Esta vez no hubo necesidad de tocar la contraseña contra la reja, pues el local estaba abierto al público en general. Pero, ¿qué pasaría? No se parecía en nada al lugar que conocí aquella noche. Todo el lujo oriental que recordaba había desaparecido, o tal vez mutado bajo la fuerte iluminación de las lámparas de tubos de neón que colgaban del techo. Me planté en el medio del salón, como desorientado, sin saber bien qué hacer, viendo hacia todos lados en búsqueda de alguna cara conocida, pero fue inútil. Se me acercó un mesonero, y sin mucha cortesía que se diga me preguntó si deseaba algo. No me atreví en ese momento a indagar sobre la madame, y entonces respondí que quería comer. El hombre me señaló una de las mesas vacías –por la hora, estaban casi todas desocupadas- y tomé asiento. Un mantel rojo con motivos orientales cubría la mesa; sobre ella, un dispensador con dos recipientes de vidrio, uno de los cuales con un líquido negro, y el otro con uno entre rosado y naranja, un salero, un servilletero de metal a medio llenar, y un cenicero.

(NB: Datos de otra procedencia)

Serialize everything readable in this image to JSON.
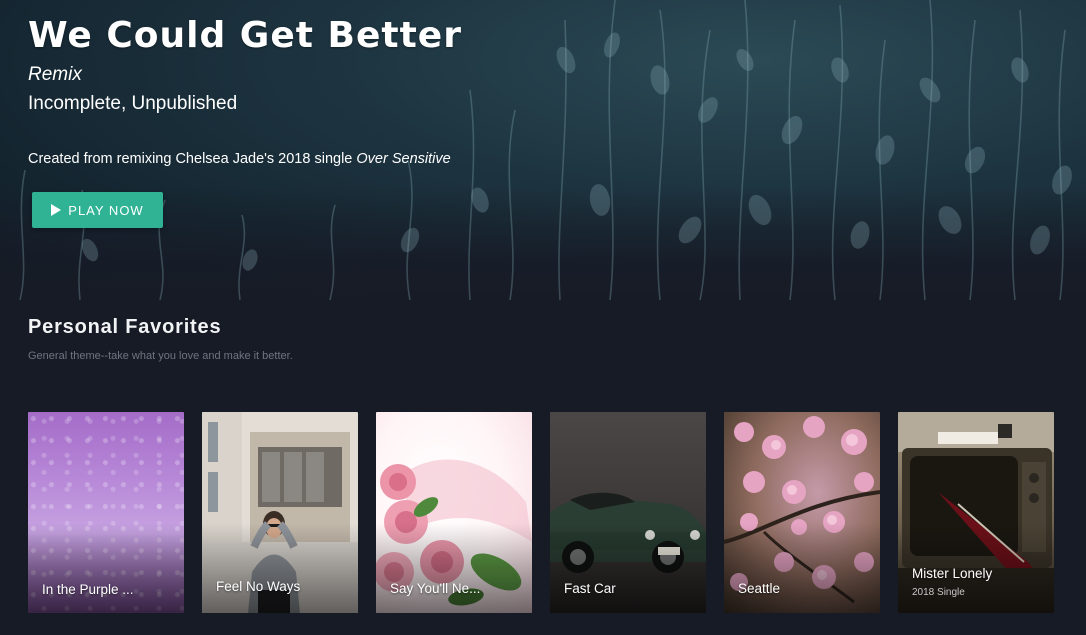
{
  "hero": {
    "title": "We Could Get Better",
    "type": "Remix",
    "status": "Incomplete, Unpublished",
    "description_prefix": "Created from remixing Chelsea Jade's 2018 single ",
    "description_emphasis": "Over Sensitive",
    "play_button": {
      "label": "PLAY NOW",
      "icon": "play-icon",
      "color": "#2fb394"
    },
    "background": "dark-teal-foliage-photo"
  },
  "section": {
    "title": "Personal Favorites",
    "subtitle": "General theme--take what you love and make it better."
  },
  "cards": [
    {
      "title": "In the Purple ...",
      "meta": "",
      "art": "purple-rain-window"
    },
    {
      "title": "Feel No Ways",
      "meta": "",
      "art": "woman-in-sweater-by-building"
    },
    {
      "title": "Say You'll Ne...",
      "meta": "",
      "art": "pink-roses"
    },
    {
      "title": "Fast Car",
      "meta": "",
      "art": "green-classic-car"
    },
    {
      "title": "Seattle",
      "meta": "",
      "art": "cherry-blossoms"
    },
    {
      "title": "Mister Lonely",
      "meta": "2018 Single",
      "art": "guitar-in-old-tv"
    }
  ],
  "colors": {
    "background": "#171b26",
    "accent": "#2fb394",
    "subtitle": "#6f7480"
  }
}
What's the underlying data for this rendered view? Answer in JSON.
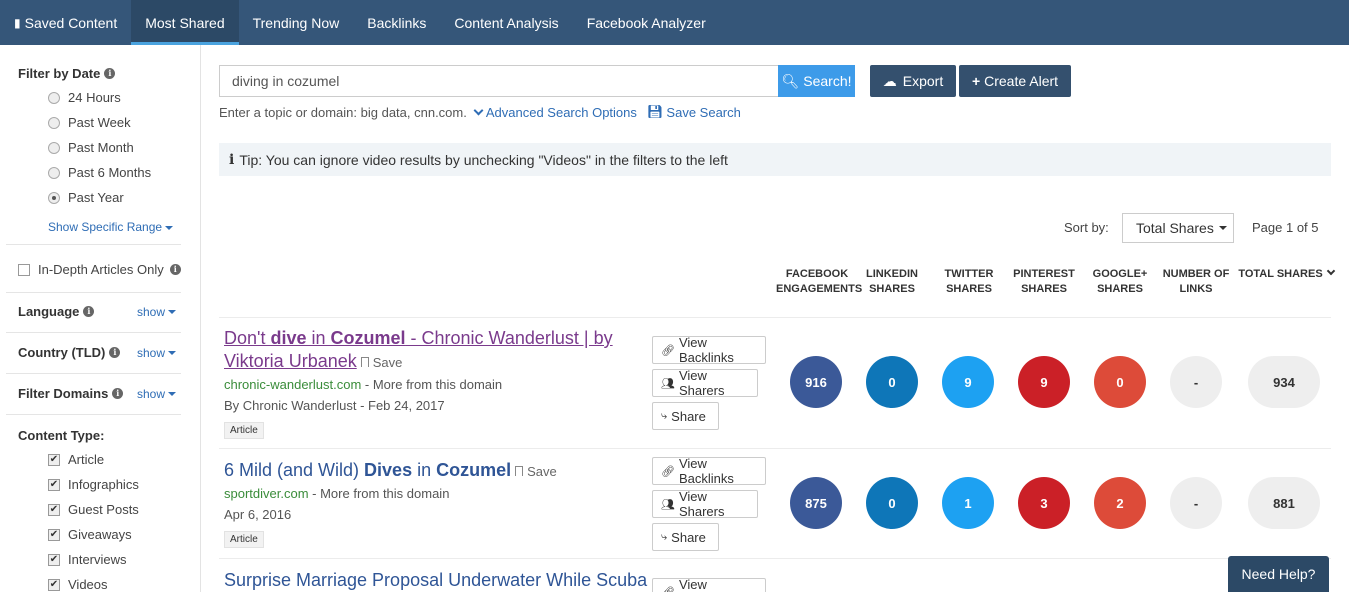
{
  "nav": {
    "tabs": [
      {
        "label": "Saved Content"
      },
      {
        "label": "Most Shared"
      },
      {
        "label": "Trending Now"
      },
      {
        "label": "Backlinks"
      },
      {
        "label": "Content Analysis"
      },
      {
        "label": "Facebook Analyzer"
      }
    ],
    "active_tab": "Most Shared"
  },
  "sidebar": {
    "filter_date_title": "Filter by Date",
    "date_options": [
      "24 Hours",
      "Past Week",
      "Past Month",
      "Past 6 Months",
      "Past Year"
    ],
    "selected_date": "Past Year",
    "show_range": "Show Specific Range",
    "in_depth": "In-Depth Articles Only",
    "language": "Language",
    "country": "Country (TLD)",
    "filter_domains": "Filter Domains",
    "show": "show",
    "content_type_title": "Content Type:",
    "content_types": [
      "Article",
      "Infographics",
      "Guest Posts",
      "Giveaways",
      "Interviews",
      "Videos"
    ]
  },
  "search": {
    "query": "diving in cozumel",
    "button": "Search!",
    "export": "Export",
    "create_alert": "Create Alert",
    "hint": "Enter a topic or domain: big data, cnn.com.",
    "advanced": "Advanced Search Options",
    "save_search": "Save Search"
  },
  "tip": "Tip: You can ignore video results by unchecking \"Videos\" in the filters to the left",
  "sort": {
    "label": "Sort by:",
    "value": "Total Shares",
    "page": "Page 1 of 5"
  },
  "columns": [
    [
      "FACEBOOK",
      "ENGAGEMENTS"
    ],
    [
      "LINKEDIN",
      "SHARES"
    ],
    [
      "TWITTER",
      "SHARES"
    ],
    [
      "PINTEREST",
      "SHARES"
    ],
    [
      "GOOGLE+",
      "SHARES"
    ],
    [
      "NUMBER OF",
      "LINKS"
    ],
    [
      "TOTAL SHARES",
      ""
    ]
  ],
  "articles": [
    {
      "title_parts": [
        "Don't ",
        "dive",
        " in ",
        "Cozumel",
        " - Chronic Wanderlust | by Viktoria Urbanek"
      ],
      "save": "Save",
      "domain": "chronic-wanderlust.com",
      "more": " - More from this domain",
      "byline": "By Chronic Wanderlust - Feb 24, 2017",
      "tag": "Article",
      "facebook": "916",
      "linkedin": "0",
      "twitter": "9",
      "pinterest": "9",
      "googleplus": "0",
      "links": "-",
      "total": "934"
    },
    {
      "title_parts": [
        "6 Mild (and Wild) ",
        "Dives",
        " in ",
        "Cozumel",
        ""
      ],
      "save": "Save",
      "domain": "sportdiver.com",
      "more": " - More from this domain",
      "byline": "Apr 6, 2016",
      "tag": "Article",
      "facebook": "875",
      "linkedin": "0",
      "twitter": "1",
      "pinterest": "3",
      "googleplus": "2",
      "links": "-",
      "total": "881"
    },
    {
      "title_parts": [
        "Surprise Marriage Proposal Underwater While Scuba",
        "",
        "",
        "",
        ""
      ]
    }
  ],
  "actions": {
    "view_backlinks": "View Backlinks",
    "view_sharers": "View Sharers",
    "share": "Share"
  },
  "help": "Need Help?"
}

Al rato el mesonero regresó con un menú, me lo puso al frente y me preguntó: “¿Qué vas a querer, chamo?”. Como me consideraba parte del gremio, me sentí insultado y maltratado por aquel tercio, así que decidí darme todo mi tiempo, y le dije, con toda la frialdad que pude: “Déjeme leer la carta primero, sin tanto apuro”. El tipo me soltó una mirada entre burlona y despreciativa, no dijo más, y se fue hacia la barra. Mientras tanto, por no dejar, me puse a ojear el menú. Saqué la cuenta mental de la plata que me quedó en el bolsillo tras la visita al Castellino, y vi que, tal y como me lo imaginé, nada estaba a mi alcance. Pensé en abortar la misión e irme, pero pasó algo inesperado: el mesonero apareció de repente, y me puso al frente una cesta de pan con un par de piezas dentro, una bandejita de metal luciendo sobre ella un cubo de mantequilla en papel metalizado, un juego de cubiertos envueltos en una servilleta, y un plato. “¿Ahora qué hago?”, me pregunté. Claro que podía irme, pero eso significaría rayarme para siempre con la madame, pues con seguridad el mesonero le iría con el chisme (sí, ya sé lo que están pensando, pero, recuerden de nuevo, tenía 17 años, era medio bolsa, y me gustaba montarme novelas mentales). Me puse nervioso, y sin pensarlo tomé una de las piezas de pan, la partí con la mano, desenvolví la mantequilla y con el cuchillo agarré una porción, con la que unté uno de los trozos del panecillo. Ya no podía dar marcha atrás: irme ya no era una opción. El cuerpo del delito estaba en mi mano, y le había dado un mordisco. No sabía qué hacer: me leí otra vez el menú de punta a punta, esperando por un milagro, por la aparición de un guarismo inferior a la ínfima cantidad que llevaba conmigo, pero nada. Si acaso media ración de lumpia, pero ¿me la venderían? No, no iba a correr ese riesgo. Comencé a sudar como si estuviese en un sauna.
Ya comenzaba a desesperarme, cuando, como aparecida de la nada, una voz cercana a mi oreja me susurró: “Ah vaina, poeta, te dije un año pelo no te epelate ni un mes”.